Association of Homocysteine and Asymmetric Dimethylarginine With Atherosclerosis and Cardiovascular Events in Maintenance Hemodialysis Patients

Abstract
Background: Homocysteine (Hcy) and asymmetric dimethylarginine (ADMA) recently were recognized as potential risk factors for atherosclerosis in the general population, and the metabolism of each of these substances seems to be closely related. This study investigates the association between these substances and whether elevated serum Hcy and ADMA levels are related to high risk for atherosclerosis and cardiovascular events in maintenance hemodialysis (HD) patients. Methods: A study was made of 197 HD patients (132 men, 65 women; mean age, 56.9 ± 8.6 years) for the correlation between plasma total Hcy (tHcy) and ADMA concentrations and the association of these substances with atherosclerotic indices of cervical intima-media thickness, plaque diameter, aortic calcification index, and aortic elongation. Cardiovascular events were followed up for 5 years in these patients. Results: Mean plasma tHcy (37.3 ± 25.8 μmol/L) and ADMA (0.77 ± 0.16 μmol/L) levels were significantly greater in HD patients than in healthy subjects. Plasma tHcy level did not correlate with plasma ADMA level (r = −0.1; P = not significant). Although ADMA level was associated significantly with atherosclerotic indices from a simple regression analysis, this association was less from multiple regression analysis. When patients were classified into 3 groups according to ADMA level, cardiovascular events during 5 years were significantly greater in the group with the highest ADMA levels than in the other groups, confirmed by using a Cox proportional hazard model.

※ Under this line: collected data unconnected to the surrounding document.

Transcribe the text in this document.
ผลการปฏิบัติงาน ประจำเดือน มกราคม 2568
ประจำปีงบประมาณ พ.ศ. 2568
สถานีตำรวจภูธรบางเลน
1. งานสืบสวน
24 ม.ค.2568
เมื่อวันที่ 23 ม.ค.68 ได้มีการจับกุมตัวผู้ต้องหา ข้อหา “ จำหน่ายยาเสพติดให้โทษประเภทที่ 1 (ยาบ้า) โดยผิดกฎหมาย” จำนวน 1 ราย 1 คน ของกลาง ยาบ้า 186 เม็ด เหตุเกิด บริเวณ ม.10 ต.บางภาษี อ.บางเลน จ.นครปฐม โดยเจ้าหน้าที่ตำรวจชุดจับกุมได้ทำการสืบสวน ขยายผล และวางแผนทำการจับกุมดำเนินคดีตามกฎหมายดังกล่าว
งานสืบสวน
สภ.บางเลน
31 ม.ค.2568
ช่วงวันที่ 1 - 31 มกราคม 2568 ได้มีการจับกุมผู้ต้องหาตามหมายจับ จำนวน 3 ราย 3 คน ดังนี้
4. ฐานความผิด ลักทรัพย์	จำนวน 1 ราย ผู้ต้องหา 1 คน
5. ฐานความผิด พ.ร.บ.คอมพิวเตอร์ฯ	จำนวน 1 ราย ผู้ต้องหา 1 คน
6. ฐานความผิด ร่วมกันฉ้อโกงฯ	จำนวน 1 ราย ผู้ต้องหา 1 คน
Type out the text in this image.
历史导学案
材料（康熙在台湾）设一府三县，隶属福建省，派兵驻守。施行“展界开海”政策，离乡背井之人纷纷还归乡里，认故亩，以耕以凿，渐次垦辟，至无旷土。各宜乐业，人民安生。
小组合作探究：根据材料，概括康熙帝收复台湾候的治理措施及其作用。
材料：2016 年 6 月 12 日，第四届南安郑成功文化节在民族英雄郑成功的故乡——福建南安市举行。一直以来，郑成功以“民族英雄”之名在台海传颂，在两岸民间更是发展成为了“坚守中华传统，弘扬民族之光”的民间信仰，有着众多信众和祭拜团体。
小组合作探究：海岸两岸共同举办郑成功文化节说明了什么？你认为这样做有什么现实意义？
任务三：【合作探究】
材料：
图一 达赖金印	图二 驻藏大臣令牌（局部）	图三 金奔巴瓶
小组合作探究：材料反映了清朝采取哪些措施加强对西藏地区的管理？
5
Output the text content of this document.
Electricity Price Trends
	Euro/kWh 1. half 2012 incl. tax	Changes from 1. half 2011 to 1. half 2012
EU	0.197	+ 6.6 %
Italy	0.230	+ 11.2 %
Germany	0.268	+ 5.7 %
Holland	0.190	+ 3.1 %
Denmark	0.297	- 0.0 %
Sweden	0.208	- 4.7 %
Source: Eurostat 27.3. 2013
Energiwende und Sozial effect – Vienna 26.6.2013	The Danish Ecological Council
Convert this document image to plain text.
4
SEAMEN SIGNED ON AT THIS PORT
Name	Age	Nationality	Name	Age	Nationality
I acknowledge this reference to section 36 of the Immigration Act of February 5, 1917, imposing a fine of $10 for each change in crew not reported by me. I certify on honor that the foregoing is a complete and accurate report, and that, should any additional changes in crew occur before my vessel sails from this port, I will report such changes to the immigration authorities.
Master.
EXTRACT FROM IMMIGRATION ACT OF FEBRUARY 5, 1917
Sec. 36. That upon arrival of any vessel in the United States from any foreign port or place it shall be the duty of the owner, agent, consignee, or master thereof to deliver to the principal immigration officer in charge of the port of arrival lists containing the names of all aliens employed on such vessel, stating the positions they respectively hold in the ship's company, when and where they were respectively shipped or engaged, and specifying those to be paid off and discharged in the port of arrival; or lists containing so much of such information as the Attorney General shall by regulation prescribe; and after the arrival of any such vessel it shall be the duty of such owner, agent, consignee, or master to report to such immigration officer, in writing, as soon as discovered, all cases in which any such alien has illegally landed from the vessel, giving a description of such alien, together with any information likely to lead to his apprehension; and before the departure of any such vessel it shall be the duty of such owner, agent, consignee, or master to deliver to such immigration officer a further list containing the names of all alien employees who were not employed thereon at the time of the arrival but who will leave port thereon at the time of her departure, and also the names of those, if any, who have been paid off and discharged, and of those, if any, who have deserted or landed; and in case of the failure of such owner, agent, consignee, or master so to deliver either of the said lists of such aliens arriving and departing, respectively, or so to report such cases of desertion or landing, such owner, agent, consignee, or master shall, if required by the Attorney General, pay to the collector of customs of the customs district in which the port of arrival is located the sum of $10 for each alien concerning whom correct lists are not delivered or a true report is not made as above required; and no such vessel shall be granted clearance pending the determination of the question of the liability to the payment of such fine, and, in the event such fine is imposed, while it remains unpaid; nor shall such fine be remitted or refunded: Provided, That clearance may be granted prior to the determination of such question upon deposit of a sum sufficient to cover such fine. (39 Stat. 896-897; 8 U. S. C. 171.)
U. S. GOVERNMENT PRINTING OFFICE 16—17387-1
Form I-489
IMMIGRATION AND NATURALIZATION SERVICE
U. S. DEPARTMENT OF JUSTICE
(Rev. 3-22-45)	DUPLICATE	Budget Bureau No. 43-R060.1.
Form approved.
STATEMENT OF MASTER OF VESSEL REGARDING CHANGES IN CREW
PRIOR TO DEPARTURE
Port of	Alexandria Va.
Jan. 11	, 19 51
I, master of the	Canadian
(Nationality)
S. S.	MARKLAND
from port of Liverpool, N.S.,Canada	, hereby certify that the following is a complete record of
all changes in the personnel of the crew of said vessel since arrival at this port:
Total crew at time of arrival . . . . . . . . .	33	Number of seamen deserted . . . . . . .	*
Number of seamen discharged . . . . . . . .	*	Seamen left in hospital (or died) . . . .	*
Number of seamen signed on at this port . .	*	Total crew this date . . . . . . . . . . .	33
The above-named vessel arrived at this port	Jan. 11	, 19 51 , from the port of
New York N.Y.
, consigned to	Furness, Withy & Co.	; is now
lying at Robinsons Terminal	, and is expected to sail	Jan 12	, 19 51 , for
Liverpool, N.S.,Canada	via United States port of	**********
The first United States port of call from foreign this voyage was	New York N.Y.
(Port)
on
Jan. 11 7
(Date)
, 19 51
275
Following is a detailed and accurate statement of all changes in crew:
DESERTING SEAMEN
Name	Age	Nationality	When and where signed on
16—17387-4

However, no association was found between tHcy levels and atherosclerotic indices or cardiovascular events. Conclusion: ADMA level emerged as a potential risk factor for cardiovascular events that might be mediated in part by atherosclerosis in HD patients. Conversely, neither high nor low plasma tHcy levels were associated with atherosclerotic indices and cardiovascular events. This result for our HD patients does not fulfill the terms of traditional epidemiology and paradoxical reverse epidemiology of Hcy.